À lire aussi : La tronçonneuse de Buenos Aires et le DOGE de Washington : vague d’austérité sur le continent américain


Concrètement, tout comme leur évaluation qui doit tenir compte de la réaction des contribuables devant la fin d’une carotte fiscale, le périmètre des niches socio-fiscales est particulièrement difficile à tracer. À titre d’exemple doit-on suivre le gouvernement qui a déclassé certains taux réduits de TVA en simples modalités d’imposition et divisé par deux leur coût alors que ces différents taux avantageux pour les consommateurs représentent un manque à gagner pour les finances publiques de plus de 50 milliards par an.

Des méthodes globales inefficaces

Pour réduire le coût de ces avantages fiscaux, les méthodes dites globales ont montré leur inefficacité. Ainsi le plafonnement général en valeur absolue des seules niches fiscales instauré par les lois de programmation des finances publiques de 2012-2017 puis 2014-2019 a toujours été dépassé du fait de l’impossibilité juridique de restreindre le droit d’amendement des parlementaires au cours de l’examen des lois de finances.

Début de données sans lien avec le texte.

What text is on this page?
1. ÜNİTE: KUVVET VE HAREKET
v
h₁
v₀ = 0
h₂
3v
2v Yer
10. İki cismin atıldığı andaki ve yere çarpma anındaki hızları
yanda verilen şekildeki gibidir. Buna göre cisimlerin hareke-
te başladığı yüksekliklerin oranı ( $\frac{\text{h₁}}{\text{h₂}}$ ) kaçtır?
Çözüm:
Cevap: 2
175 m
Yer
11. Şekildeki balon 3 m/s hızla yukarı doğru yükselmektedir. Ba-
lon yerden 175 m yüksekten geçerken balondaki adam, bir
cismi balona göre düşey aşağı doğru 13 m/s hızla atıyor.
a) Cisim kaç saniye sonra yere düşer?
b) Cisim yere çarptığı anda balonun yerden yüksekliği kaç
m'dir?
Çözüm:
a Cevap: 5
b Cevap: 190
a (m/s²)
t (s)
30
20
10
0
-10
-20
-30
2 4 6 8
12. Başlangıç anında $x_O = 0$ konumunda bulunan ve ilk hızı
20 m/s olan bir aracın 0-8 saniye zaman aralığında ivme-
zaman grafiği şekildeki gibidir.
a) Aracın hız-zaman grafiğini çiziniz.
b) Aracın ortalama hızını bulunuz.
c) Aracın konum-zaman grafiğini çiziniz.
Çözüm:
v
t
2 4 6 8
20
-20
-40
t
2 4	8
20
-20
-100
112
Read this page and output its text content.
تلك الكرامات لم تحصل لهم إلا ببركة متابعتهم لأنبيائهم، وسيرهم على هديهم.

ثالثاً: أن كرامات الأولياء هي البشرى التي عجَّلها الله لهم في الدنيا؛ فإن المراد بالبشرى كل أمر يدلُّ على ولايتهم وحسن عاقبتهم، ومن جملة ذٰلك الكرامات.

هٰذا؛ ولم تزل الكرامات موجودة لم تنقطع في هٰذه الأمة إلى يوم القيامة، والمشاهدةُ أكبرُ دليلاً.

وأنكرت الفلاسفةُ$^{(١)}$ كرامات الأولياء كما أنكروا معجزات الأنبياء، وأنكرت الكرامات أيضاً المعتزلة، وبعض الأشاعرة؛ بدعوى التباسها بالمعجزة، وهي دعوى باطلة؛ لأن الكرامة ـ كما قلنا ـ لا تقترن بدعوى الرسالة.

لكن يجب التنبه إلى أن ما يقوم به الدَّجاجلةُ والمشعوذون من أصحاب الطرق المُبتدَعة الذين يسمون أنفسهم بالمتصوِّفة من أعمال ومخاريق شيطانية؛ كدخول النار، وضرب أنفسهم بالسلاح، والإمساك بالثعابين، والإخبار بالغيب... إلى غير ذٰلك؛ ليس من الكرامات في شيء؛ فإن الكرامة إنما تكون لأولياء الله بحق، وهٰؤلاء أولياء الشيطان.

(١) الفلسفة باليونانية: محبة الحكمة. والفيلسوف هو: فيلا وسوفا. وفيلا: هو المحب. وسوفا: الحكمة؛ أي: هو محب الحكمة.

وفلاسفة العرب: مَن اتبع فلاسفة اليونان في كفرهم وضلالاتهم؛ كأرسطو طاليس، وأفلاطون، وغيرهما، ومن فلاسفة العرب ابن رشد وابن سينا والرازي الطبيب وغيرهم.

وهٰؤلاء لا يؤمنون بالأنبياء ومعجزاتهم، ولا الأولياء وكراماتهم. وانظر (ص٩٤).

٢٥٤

Limité au seul impôt sur le revenu, le plafonnement des niches actuellement de 10 000 euros par foyer a été instauré sous la présidence de François Hollande au 1ᵉʳ janvier 2013. Il est lui-même mité de nombreuses exceptions et son rendement s’avère modeste puisque le supplément d’impôt collecté s’élève à environ 50 millions par an. Plus efficace serait la généralisation aux foyers imposables de la contribution différentielle (qui s’ajoute donc à la contribution exceptionnelle de 2011) sur les hauts revenus (sur le modèle de L’Alternative Minimum Tax américaine datant de 1969) et qui contraint depuis cette année les contribuables les plus aisées à payer au moins 20 % d’IR.


Du lundi au vendredi + le dimanche, recevez gratuitement les analyses et décryptages de nos experts pour un autre regard sur l’actualité. Abonnez-vous dès aujourd’hui !


Trois types de mesures suggérées ou déjà appliquées dans le passé sont également à proscrire car elles agissent de manière indifférenciée sur des niches utiles. Il s’agit du rabot, de la règle du gage qui implique la suppression d’une mesure pour toute nouvelle création ou de la suppression d’office de niches à coût faible préconisée par la ministre chargée des comptes publics qui n’aurait qu’un impact marginal sur les finances publiques tout en détruisant des mesures utiles pour la sauvegarde d’un écosystème social, économique ou environnemental rare voire unique. Parmi les propositions globales, seule l’instauration d’une sunset clause, courante dans les pays anglo-saxons, qui conditionne le maintien d’une mesure à l’évaluation de son efficacité est pertinente. Encore faudrait-il commencer à chiffrer la cinquantaine de niches toujours non évaluées.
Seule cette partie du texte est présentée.